Abstract
Trypanosoma cruzi, the etiological agent of Chagas disease, has a digenetic life cycle. In its passage from the insect vector to the mammalian host, and vice versa, it must be prepared to cope with abrupt changes in environmental conditions in order to survive. Sensing and signaling pathways that allow the parasite to adapt, have unique characteristics with respect to their hosts and other free-living organisms. Many of the canonical proteins involved in these transduction pathways have not yet been found in the genomes of these parasites, because they present divergences either at the functional, structural and/or protein sequence level. All of this makes these pathways promising targets for therapeutic drugs.
The AMP-activated protein kinase (AMPK) is a serine/threonine kinase activated by environmental stresses that results in reduction of ATP and increase of AMP levels. Thus, AMPK is regarded as a fuel gauge, functioning both as a nutrient and an energy sensor, to maintain energy homeostasis and, eventually, to protect cells from death by nutrient starvation.

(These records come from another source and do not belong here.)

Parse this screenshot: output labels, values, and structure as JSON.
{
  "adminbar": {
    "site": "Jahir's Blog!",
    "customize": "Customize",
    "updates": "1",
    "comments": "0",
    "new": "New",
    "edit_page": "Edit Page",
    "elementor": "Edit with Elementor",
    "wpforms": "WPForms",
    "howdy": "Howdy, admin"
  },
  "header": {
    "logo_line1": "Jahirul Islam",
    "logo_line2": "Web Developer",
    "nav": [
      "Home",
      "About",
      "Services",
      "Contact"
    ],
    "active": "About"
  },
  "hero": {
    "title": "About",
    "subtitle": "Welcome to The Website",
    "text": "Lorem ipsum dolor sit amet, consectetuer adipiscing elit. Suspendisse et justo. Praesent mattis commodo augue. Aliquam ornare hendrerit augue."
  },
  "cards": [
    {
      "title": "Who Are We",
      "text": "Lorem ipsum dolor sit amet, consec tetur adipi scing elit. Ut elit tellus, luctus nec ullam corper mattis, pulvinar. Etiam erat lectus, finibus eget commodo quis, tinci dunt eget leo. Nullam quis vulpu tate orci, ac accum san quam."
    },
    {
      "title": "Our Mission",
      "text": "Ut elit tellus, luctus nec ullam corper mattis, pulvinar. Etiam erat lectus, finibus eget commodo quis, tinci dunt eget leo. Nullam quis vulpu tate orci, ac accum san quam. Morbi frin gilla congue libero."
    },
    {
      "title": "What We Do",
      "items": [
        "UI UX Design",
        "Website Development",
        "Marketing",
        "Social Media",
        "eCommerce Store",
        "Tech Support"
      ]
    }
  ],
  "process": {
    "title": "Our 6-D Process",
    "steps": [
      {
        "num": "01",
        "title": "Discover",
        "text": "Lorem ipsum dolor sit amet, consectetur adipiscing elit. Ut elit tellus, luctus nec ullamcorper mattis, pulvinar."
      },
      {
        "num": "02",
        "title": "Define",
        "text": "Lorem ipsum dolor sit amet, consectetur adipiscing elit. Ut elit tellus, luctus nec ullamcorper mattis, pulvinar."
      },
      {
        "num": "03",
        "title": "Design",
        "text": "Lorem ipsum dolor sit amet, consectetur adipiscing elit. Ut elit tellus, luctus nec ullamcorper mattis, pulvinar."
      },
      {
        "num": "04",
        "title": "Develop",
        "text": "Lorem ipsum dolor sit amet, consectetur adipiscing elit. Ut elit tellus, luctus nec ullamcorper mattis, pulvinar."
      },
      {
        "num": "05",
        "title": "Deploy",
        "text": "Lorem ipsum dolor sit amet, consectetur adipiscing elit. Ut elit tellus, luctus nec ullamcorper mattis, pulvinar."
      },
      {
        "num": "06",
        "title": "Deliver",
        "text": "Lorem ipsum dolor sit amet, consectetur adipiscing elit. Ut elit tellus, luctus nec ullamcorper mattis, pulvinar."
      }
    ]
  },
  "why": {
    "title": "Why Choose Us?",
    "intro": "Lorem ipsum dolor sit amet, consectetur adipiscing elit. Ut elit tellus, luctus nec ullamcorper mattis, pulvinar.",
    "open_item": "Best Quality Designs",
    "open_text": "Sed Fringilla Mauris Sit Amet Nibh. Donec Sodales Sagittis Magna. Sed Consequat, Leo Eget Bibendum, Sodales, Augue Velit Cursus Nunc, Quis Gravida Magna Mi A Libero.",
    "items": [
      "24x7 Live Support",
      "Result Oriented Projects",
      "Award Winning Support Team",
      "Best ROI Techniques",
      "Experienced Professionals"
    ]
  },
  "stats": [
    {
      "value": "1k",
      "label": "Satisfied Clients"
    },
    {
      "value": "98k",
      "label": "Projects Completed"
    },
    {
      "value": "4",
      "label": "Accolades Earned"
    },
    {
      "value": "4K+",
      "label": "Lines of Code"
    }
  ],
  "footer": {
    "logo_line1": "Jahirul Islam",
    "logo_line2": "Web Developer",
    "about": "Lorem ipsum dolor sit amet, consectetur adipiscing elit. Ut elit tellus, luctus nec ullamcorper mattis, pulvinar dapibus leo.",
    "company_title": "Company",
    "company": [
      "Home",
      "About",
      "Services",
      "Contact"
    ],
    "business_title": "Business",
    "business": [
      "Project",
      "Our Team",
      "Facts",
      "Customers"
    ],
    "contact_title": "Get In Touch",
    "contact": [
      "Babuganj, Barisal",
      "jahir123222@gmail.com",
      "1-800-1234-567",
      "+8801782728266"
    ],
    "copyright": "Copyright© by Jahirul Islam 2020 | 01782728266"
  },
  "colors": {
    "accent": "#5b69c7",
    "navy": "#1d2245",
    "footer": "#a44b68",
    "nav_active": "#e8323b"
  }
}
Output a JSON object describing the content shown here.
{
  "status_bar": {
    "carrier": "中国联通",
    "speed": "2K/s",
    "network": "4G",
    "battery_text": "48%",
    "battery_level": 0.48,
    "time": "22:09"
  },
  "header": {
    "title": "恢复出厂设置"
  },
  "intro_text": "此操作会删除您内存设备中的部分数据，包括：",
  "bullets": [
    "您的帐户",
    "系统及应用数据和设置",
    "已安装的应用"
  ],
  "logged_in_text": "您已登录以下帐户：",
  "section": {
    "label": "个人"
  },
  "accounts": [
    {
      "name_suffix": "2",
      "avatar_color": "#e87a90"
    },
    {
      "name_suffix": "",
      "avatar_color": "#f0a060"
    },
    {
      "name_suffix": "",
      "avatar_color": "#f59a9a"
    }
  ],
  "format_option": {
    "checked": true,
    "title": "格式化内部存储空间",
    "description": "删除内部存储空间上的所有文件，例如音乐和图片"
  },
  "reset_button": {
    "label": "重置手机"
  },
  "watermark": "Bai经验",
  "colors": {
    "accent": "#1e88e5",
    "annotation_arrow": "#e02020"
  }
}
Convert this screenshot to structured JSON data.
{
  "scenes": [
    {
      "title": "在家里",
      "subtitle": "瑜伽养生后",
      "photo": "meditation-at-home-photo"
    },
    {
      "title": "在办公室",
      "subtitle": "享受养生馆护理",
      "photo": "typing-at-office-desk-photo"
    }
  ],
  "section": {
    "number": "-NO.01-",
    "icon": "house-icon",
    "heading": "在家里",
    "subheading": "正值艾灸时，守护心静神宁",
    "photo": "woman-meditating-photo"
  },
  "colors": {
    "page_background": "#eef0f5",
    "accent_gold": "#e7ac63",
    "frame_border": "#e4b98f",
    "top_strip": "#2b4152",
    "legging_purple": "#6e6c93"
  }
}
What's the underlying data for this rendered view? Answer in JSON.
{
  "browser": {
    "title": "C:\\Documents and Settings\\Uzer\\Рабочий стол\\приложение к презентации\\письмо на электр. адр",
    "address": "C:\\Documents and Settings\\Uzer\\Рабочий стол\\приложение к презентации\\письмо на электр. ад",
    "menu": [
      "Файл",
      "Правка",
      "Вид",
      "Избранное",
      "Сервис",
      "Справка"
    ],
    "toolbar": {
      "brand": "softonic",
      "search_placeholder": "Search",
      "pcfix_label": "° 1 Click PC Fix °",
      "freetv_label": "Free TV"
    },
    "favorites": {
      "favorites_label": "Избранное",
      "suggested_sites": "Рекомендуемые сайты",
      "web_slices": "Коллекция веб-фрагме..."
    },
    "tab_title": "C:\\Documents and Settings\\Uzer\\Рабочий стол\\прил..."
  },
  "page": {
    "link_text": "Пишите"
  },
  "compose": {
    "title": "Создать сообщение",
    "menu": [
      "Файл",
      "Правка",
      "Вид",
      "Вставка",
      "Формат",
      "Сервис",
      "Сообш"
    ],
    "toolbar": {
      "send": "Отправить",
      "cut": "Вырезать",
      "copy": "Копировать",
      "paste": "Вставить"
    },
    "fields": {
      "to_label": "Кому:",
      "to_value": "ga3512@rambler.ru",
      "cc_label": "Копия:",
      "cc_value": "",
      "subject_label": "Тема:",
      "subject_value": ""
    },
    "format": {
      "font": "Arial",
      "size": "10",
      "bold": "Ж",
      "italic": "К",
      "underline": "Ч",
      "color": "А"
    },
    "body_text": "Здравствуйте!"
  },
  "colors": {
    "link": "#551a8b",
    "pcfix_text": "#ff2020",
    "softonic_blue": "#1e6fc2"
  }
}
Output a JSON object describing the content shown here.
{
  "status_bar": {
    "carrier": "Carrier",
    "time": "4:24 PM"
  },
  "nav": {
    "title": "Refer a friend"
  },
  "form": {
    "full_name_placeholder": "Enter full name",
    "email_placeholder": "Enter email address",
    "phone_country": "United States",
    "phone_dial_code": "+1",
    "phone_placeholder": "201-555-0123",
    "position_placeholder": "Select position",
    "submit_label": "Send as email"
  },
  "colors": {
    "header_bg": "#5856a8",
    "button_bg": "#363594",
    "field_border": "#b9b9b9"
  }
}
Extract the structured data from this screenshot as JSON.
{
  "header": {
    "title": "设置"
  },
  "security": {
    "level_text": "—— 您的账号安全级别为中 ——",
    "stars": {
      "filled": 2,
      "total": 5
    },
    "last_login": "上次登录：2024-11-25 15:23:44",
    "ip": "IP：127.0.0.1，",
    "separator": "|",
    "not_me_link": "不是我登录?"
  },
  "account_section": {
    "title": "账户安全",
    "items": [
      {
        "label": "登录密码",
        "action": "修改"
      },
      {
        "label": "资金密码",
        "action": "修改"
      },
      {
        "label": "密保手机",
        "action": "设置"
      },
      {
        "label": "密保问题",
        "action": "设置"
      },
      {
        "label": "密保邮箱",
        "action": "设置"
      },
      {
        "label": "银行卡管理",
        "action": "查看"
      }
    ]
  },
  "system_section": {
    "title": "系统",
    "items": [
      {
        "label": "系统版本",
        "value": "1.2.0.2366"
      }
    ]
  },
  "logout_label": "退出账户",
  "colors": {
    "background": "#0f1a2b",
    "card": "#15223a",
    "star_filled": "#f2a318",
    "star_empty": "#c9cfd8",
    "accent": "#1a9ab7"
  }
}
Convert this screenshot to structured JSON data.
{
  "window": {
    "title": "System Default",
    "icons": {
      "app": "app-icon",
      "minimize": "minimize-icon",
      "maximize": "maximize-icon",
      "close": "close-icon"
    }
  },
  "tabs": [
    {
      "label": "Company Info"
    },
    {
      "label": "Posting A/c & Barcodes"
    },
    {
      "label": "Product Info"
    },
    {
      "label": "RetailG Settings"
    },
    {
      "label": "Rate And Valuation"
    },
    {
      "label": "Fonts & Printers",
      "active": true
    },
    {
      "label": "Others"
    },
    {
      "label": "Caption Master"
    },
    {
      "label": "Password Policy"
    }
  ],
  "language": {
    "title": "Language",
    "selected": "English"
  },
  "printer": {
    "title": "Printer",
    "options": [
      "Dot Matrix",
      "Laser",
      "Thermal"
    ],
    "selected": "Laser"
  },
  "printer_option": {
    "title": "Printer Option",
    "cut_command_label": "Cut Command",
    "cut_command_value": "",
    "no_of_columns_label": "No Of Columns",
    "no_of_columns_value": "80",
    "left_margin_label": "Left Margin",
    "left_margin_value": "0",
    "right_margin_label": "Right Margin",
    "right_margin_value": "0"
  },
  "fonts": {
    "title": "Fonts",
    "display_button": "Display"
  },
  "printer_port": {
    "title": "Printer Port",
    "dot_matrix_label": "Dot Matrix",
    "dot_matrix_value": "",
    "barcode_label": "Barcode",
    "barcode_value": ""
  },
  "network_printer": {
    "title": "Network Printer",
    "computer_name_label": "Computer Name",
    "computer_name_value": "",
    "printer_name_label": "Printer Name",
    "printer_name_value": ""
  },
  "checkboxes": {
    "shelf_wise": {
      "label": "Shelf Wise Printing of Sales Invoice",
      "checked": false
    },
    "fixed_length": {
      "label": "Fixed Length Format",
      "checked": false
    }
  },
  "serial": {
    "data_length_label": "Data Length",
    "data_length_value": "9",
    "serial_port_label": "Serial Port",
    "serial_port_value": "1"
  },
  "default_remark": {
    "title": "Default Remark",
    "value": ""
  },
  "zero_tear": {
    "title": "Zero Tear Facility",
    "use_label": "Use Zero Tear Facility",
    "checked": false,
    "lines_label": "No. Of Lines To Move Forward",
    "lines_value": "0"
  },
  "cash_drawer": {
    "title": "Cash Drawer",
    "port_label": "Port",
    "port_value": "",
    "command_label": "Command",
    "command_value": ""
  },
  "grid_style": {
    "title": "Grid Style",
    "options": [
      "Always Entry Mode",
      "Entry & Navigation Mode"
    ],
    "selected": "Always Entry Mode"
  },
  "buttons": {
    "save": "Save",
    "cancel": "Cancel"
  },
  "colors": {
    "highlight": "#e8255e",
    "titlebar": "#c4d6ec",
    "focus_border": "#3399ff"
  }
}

In the present study, we report the characterization of AMPK complexes for the first time in T. cruzi and describe the function of TcAMPK as a novel regulator of nutritional stress in epimastigote forms. We demonstrate that this complex possesses specific AMPK kinase activity in epimastigotes, which is inhibited by Compound C and is modulated by carbon source availability. In addition, TcAMPKα2 subunit has an unprecedented functional substitution (Ser x Thr) at the activation loop and its overexpression in epimastigotes led to higher autophagic activity during prolonged nutritional stress. Moreover, the over-expression of the catalytic subunits resulted in antagonistic phenotypes associated with proliferation. Together, these results point to a role of TcAMPK in autophagy and nutrient sensing, key processes for the survival of trypanosomatids and for its life cycle progression.